The cultural shift which drove the technological developments in the eighteenth century had its origins in the seventeenth century, in the struggle between a society ordered around the archaic notion of divine kingship and a society based on the pursuit of individual wealth. The struggle led to a civil war and the ultimate victory of a dynamic economy over the fixed  (by god) ordering of  society…there are a whole set of complexities here which I am skipping over…

What am I trying to get at? Without the  scientific knowledge which developed from/ out of the eighteenth century technological/ energy shift  we would not know that burning coal and other fossil fuels  is changing the climate. It was an outcome which could not have been predicted from the knowledge base of  the eighteenth century. It is also the case that since the level of engineering/ technical skill necessary to start the industrialisation process going was  minimal, the economic/practical need to substitute coal for wood (wind/ water etc)  was highly likely to occur.

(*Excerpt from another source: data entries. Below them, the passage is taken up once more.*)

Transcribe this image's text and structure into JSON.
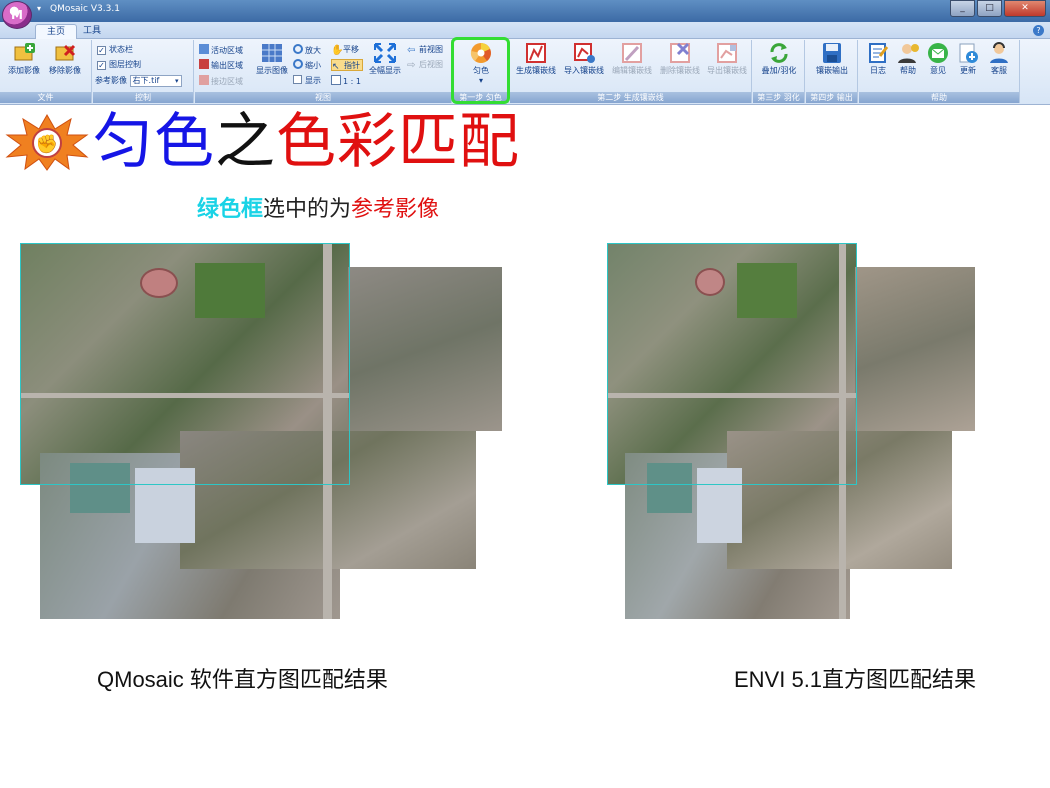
{
  "window": {
    "title": "QMosaic V3.3.1",
    "logo_text": "M",
    "qat_glyph": "▾",
    "controls": {
      "minimize": "_",
      "maximize": "□",
      "close": "✕"
    }
  },
  "tabs": [
    {
      "label": "主页"
    },
    {
      "label": "工具"
    }
  ],
  "help_round": "?",
  "ribbon": {
    "file": {
      "label": "文件",
      "add": "添加影像",
      "remove": "移除影像"
    },
    "control": {
      "label": "控制",
      "status_bar": "状态栏",
      "layer_control": "图层控制",
      "ref_label": "参考影像",
      "ref_value": "右下.tif",
      "combo_arrow": "▾"
    },
    "view": {
      "label": "视图",
      "active_area": "活动区域",
      "output_area": "输出区域",
      "seam_area": "接边区域",
      "show_image": "显示图像",
      "zoom_in": "放大",
      "zoom_out": "缩小",
      "show": "显示",
      "pan": "平移",
      "pointer": "指针",
      "ratio": "1 : 1",
      "full_view": "全幅显示",
      "prev_view": "前视图",
      "next_view": "后视图"
    },
    "step1": {
      "label": "第一步 匀色",
      "color_balance": "匀色",
      "dropdown": "▾"
    },
    "step2": {
      "label": "第二步 生成镶嵌线",
      "generate": "生成镶嵌线",
      "import": "导入镶嵌线",
      "edit": "编辑镶嵌线",
      "delete": "删除镶嵌线",
      "export": "导出镶嵌线"
    },
    "step3": {
      "label": "第三步 羽化",
      "feather": "叠加/羽化"
    },
    "step4": {
      "label": "第四步 输出",
      "output": "镶嵌输出"
    },
    "help": {
      "label": "帮助",
      "log": "日志",
      "help": "帮助",
      "feedback": "意见",
      "update": "更新",
      "service": "客服"
    }
  },
  "slide": {
    "burst_icon_glyph": "✊",
    "title": {
      "part1": "匀色",
      "part2": "之",
      "part3": "色彩匹配"
    },
    "subtitle": {
      "part1": "绿色框",
      "part2": "选中的为",
      "part3": "参考影像"
    },
    "caption_left": "QMosaic 软件直方图匹配结果",
    "caption_right": "ENVI 5.1直方图匹配结果"
  },
  "colors": {
    "title_blue": "#1515e6",
    "title_black": "#111111",
    "title_red": "#e01010",
    "subtitle_cyan": "#19d3e6",
    "subtitle_black": "#222222",
    "subtitle_red": "#e01010",
    "highlight_green": "#33dd33",
    "reference_box_cyan": "#2dc6c6"
  }
}
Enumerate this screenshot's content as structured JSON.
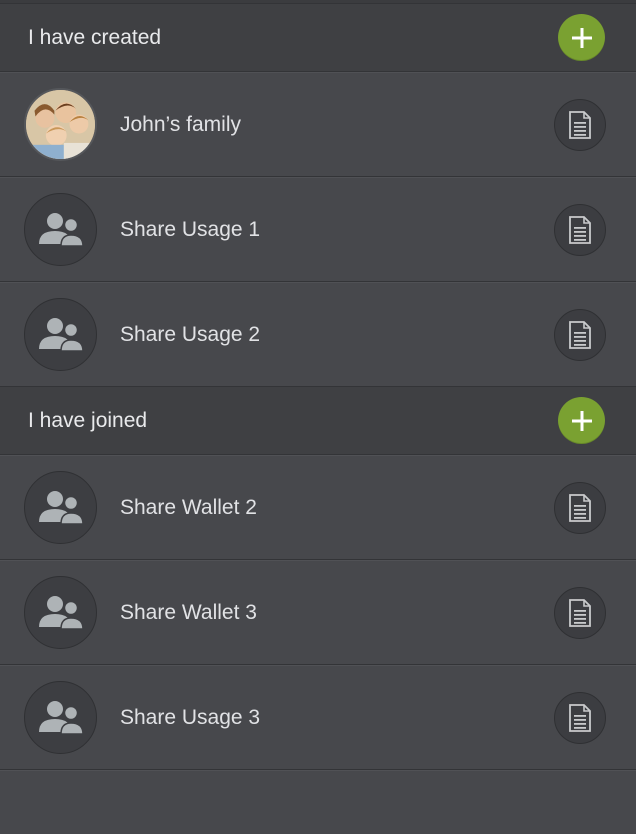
{
  "colors": {
    "accent": "#7aa131",
    "background": "#47484c",
    "header": "#3f4043"
  },
  "sections": [
    {
      "title": "I have created",
      "add_icon": "plus-icon",
      "items": [
        {
          "label": "John’s family",
          "avatar": "family-photo",
          "action_icon": "document-icon"
        },
        {
          "label": "Share Usage 1",
          "avatar": "group-users-icon",
          "action_icon": "document-icon"
        },
        {
          "label": "Share Usage 2",
          "avatar": "group-users-icon",
          "action_icon": "document-icon"
        }
      ]
    },
    {
      "title": "I have joined",
      "add_icon": "plus-icon",
      "items": [
        {
          "label": "Share Wallet 2",
          "avatar": "group-users-icon",
          "action_icon": "document-icon"
        },
        {
          "label": "Share Wallet 3",
          "avatar": "group-users-icon",
          "action_icon": "document-icon"
        },
        {
          "label": "Share Usage 3",
          "avatar": "group-users-icon",
          "action_icon": "document-icon"
        }
      ]
    }
  ]
}
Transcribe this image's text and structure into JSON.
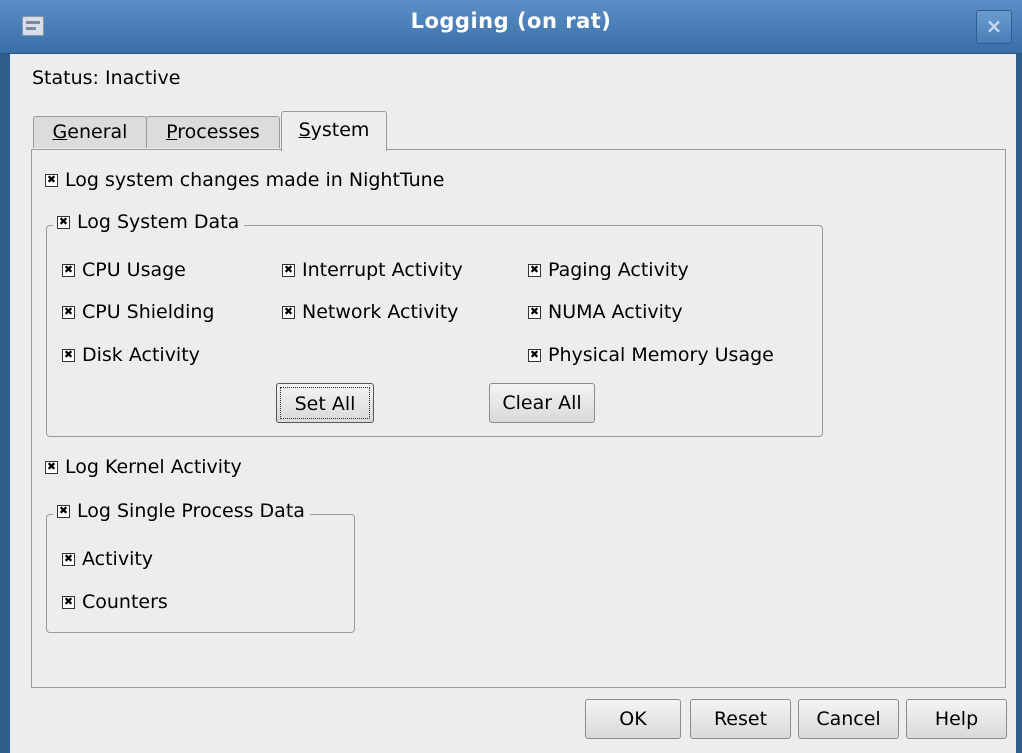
{
  "window": {
    "title": "Logging (on rat)",
    "close_glyph": "×"
  },
  "status": "Status: Inactive",
  "tabs": [
    {
      "label": "General",
      "mnemonic": "G",
      "rest": "eneral",
      "active": false
    },
    {
      "label": "Processes",
      "mnemonic": "P",
      "rest": "rocesses",
      "active": false
    },
    {
      "label": "System",
      "mnemonic": "S",
      "rest": "ystem",
      "active": true
    }
  ],
  "system": {
    "log_changes": {
      "label": "Log system changes made in NightTune",
      "checked": true
    },
    "system_data": {
      "label": "Log System Data",
      "checked": true,
      "items": [
        {
          "label": "CPU Usage",
          "checked": true
        },
        {
          "label": "Interrupt Activity",
          "checked": true
        },
        {
          "label": "Paging Activity",
          "checked": true
        },
        {
          "label": "CPU Shielding",
          "checked": true
        },
        {
          "label": "Network Activity",
          "checked": true
        },
        {
          "label": "NUMA Activity",
          "checked": true
        },
        {
          "label": "Disk Activity",
          "checked": true
        },
        {
          "label": "Physical Memory Usage",
          "checked": true
        }
      ],
      "set_all": "Set All",
      "clear_all": "Clear All"
    },
    "kernel_activity": {
      "label": "Log Kernel Activity",
      "checked": true
    },
    "single_process": {
      "label": "Log Single Process Data",
      "checked": true,
      "items": [
        {
          "label": "Activity",
          "checked": true
        },
        {
          "label": "Counters",
          "checked": true
        }
      ]
    }
  },
  "buttons": {
    "ok": "OK",
    "reset": "Reset",
    "cancel": "Cancel",
    "help": "Help"
  }
}
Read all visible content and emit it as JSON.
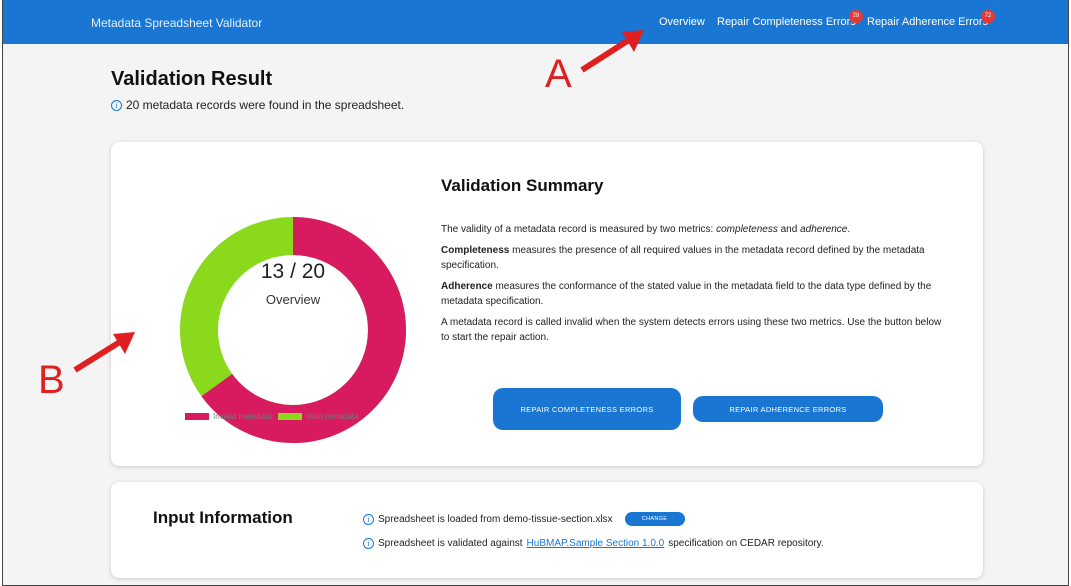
{
  "header": {
    "app_title": "Metadata Spreadsheet Validator",
    "nav": {
      "overview": "Overview",
      "repair_completeness": "Repair Completeness Errors",
      "repair_completeness_badge": "28",
      "repair_adherence": "Repair Adherence Errors",
      "repair_adherence_badge": "72"
    }
  },
  "annotations": {
    "a": "A",
    "b": "B"
  },
  "page": {
    "title": "Validation Result",
    "records_message": "20 metadata records were found in the spreadsheet."
  },
  "summary": {
    "donut": {
      "count_text": "13 / 20",
      "label": "Overview",
      "invalid_fraction": 0.65,
      "invalid_color": "#d81b60",
      "valid_color": "#8bd91c"
    },
    "legend": {
      "invalid": "Invalid metadata",
      "valid": "Valid metadata"
    },
    "title": "Validation Summary",
    "para1_pre": "The validity of a metadata record is measured by two metrics: ",
    "para1_em1": "completeness",
    "para1_mid": " and ",
    "para1_em2": "adherence",
    "para1_end": ".",
    "para2_strong": "Completeness",
    "para2_rest": " measures the presence of all required values in the metadata record defined by the metadata specification.",
    "para3_strong": "Adherence",
    "para3_rest": " measures the conformance of the stated value in the metadata field to the data type defined by the metadata specification.",
    "para4": "A metadata record is called invalid when the system detects errors using these two metrics. Use the button below to start the repair action.",
    "btn_completeness": "REPAIR COMPLETENESS ERRORS",
    "btn_adherence": "REPAIR ADHERENCE ERRORS"
  },
  "input": {
    "title": "Input Information",
    "line1": "Spreadsheet is loaded from demo-tissue-section.xlsx",
    "change_btn": "CHANGE",
    "line2_pre": "Spreadsheet is validated against ",
    "line2_link": "HuBMAP.Sample Section 1.0.0",
    "line2_post": " specification on CEDAR repository."
  },
  "colors": {
    "primary": "#1976d2",
    "badge": "#e53935",
    "annotation": "#e02020"
  }
}
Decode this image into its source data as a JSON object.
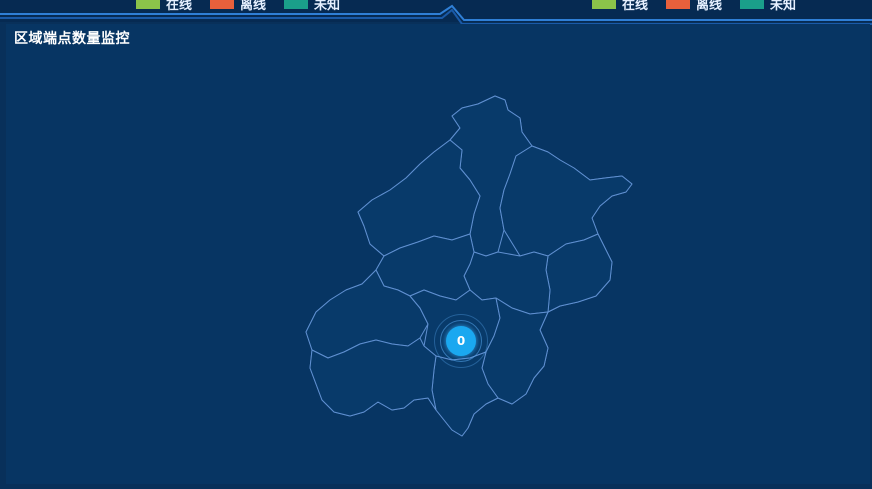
{
  "legend_left": [
    {
      "label": "在线",
      "color": "#8bc34a"
    },
    {
      "label": "离线",
      "color": "#e8603c"
    },
    {
      "label": "未知",
      "color": "#1a9f8a"
    }
  ],
  "legend_right": [
    {
      "label": "在线",
      "color": "#8bc34a"
    },
    {
      "label": "离线",
      "color": "#e8603c"
    },
    {
      "label": "未知",
      "color": "#1a9f8a"
    }
  ],
  "panel": {
    "title": "区域端点数量监控"
  },
  "map": {
    "marker_value": "0",
    "boundary_color": "#5f8fd0",
    "marker_color": "#1aa8f0"
  }
}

A related problem is to do with the dynamics of human culture. ‘Steady-state’ cultures have existed , but so have dynamic/ expansionist ones. With climate change it looks as if we will be forced to create a steady state culture/ society. But this runs counter to 500 years of  (European and related) expansionism . It looks as if our ideas about what it means to be ’human’ will have to change. For example the  notion that human culture involves liberation from ’nature’ and the limits and constraints of  a hostile non-human/ natural world. The long process of differentiation from nature will have to be replaced by a process of re-integration. The idea of humanity as ‘different’ has religious roots in biblical creation myths, but is also supported by the belief  that we are the only rational animals. 
 
  Rational/ irrational. Real/unreal. If the real is the rational, than the irrational is unreal. But a large part of human culture is rooted in religious/ magical belief systems, or on irrational economic beliefs - e.g. infinite growth on a finite planet. Human culture is part of human consciousness (they create each other) so we  have false consciousness -which includes the non-ecological aspects of Marxism.  True, that is real and rational, consciousness has to be rooted in ecology. More than rooted it has to permeate all of human consciousness and culture. That is a challenge. A dissolution of our identity, of the boundary between self and other.

Fuck that is so vague…the difficulty is in trying to find something which is not part of the problem. Is it possible to find anything within history which is not part of the trajectory, the movement, which has brought us to this situation? Or, more usefully, offers some kind of way out of here?